As manifestações de massas que ocorreram em Espanha em todo o ano de 2011 e também em 2012, assim como as acampadas que despontaram por todo o país, foram sempre manchadas pela intervenção repressiva, violenta, desmesurada e muitas vezes ilegal da polícia, nomeadamente os Mossos de Esquadra na Catalunha, que resultaram num número acumulado de centenas de feridos e de detidos. Esta era a situação antes da “reforma” penal. O governo de Mariano Rajoy pretende agora amordaçar as vozes de descontentamento que troam em todo o estado, com uma taxa de desemprego que chega aos 23,6% e mais de 50% entre os jovens. Tenta calar os gritos que têm mais legitimidade que todas as forças que têm a “exclusividade da actuação pela força”. Mas o povo espanhol saberá responder a todos os tiques ditatoriais do governo ultra-conservador que, como em Portugal, está apostado em destruir o país e dançar sobre os seus escombros.
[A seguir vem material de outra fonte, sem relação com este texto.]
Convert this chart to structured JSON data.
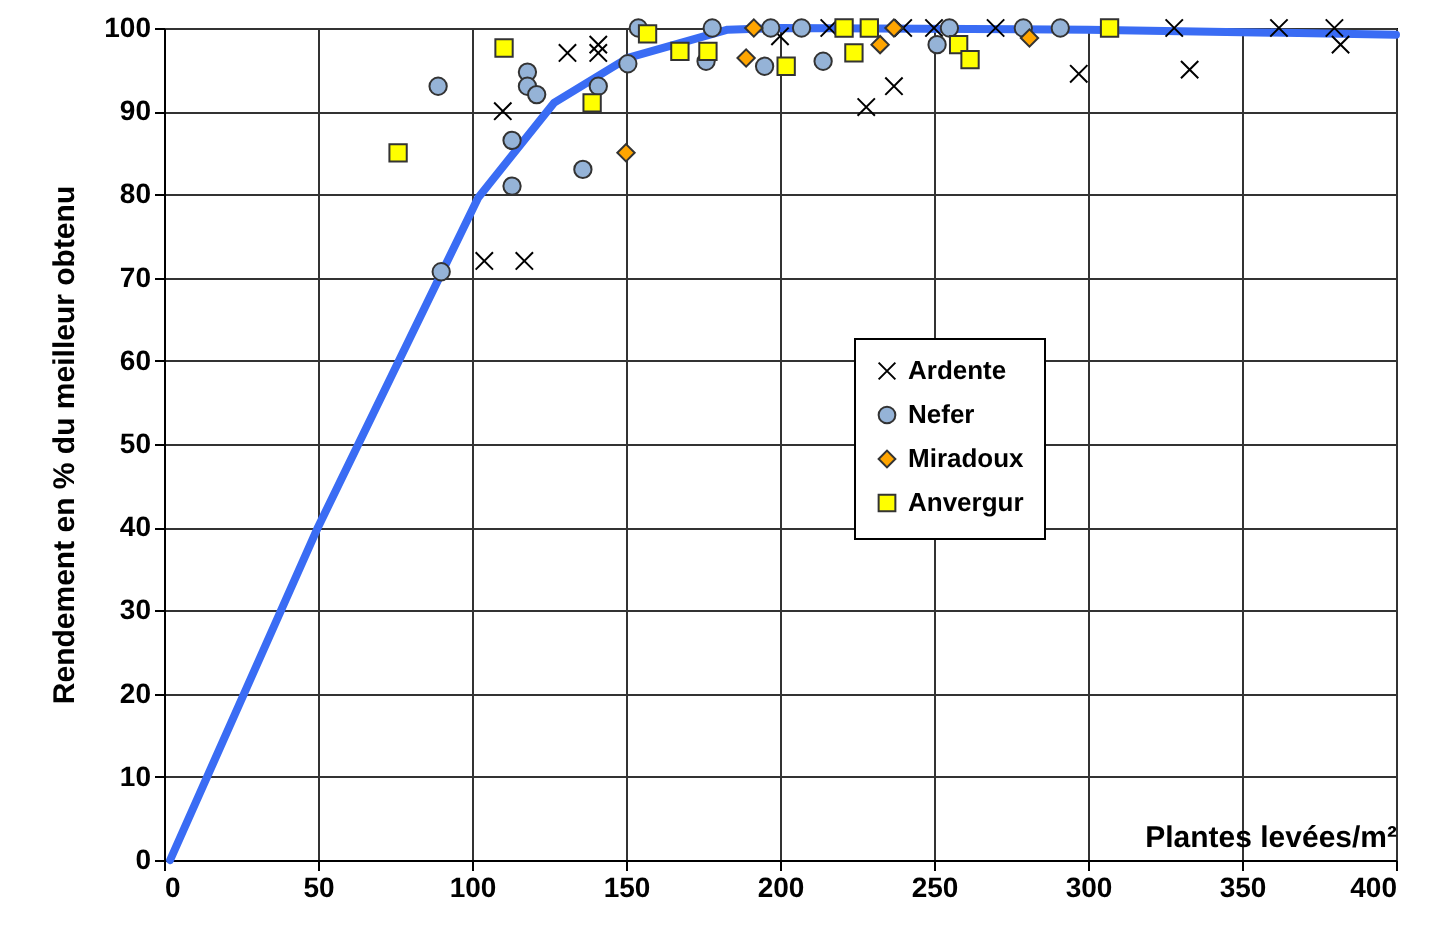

                                
Escudando-se na necessidade da manutenção da “ordem pública” – a ordem pública do empobrecimento, da submissão e da conformidade absoluta – o governo de Rajoy subverte a constituição espanhola restringindo vários direitos básicos como o da resistência, o da manifestação, o da expressão de opinião e o da associação. Há que recordar que foi também sob a égide da Protecção do Povo e do Estado que em Fevereiro de 1933 se aboliram os direitos constitucionais da República de Weimar. Os fanáticos têm muito pouco apreço pelo significado das palavras .
Os tempos em que vivemos são escuros, mas a memória da História deixa cada vez mais claro o caminho que está a ser percorrido. As leis que o Governo espanhol pretende implementar foram derrogadas há 50 anos, no ocaso do regime de Franco. Em Espanha como em Portugal ou na Grécia infelizmente já se vai conhecendo bem esta situação e este retrocesso histórico. É recorrente nas polícias locais o emprego de tácticas ilegais como a introdução de polícias agitadores, infiltrados e cargas policiais avulsas. No Reino Unido fala-se da introdução massiva de novos químicos para “lidar” com as manifestações. Esta notícia vinda de fora é um sinal para Portugal. A degradação dos direitos constitucionais já era evidente, limitando-se cada vez mais os direitos de manifestação, reunião e associação, mas de Espanha vêm sinais do próximo passo austeritário. A decadência dos regimes que controlam neste momento a Europa mostra a sua crueldade, que é apenas a face mais evidente da sua insensibilidade e prepotência. Mas jamais poderão retirar a dignidade e a legitimidade dos povos de lutar pelas suas vidas. Nem por leis decrépitas, nem pela força.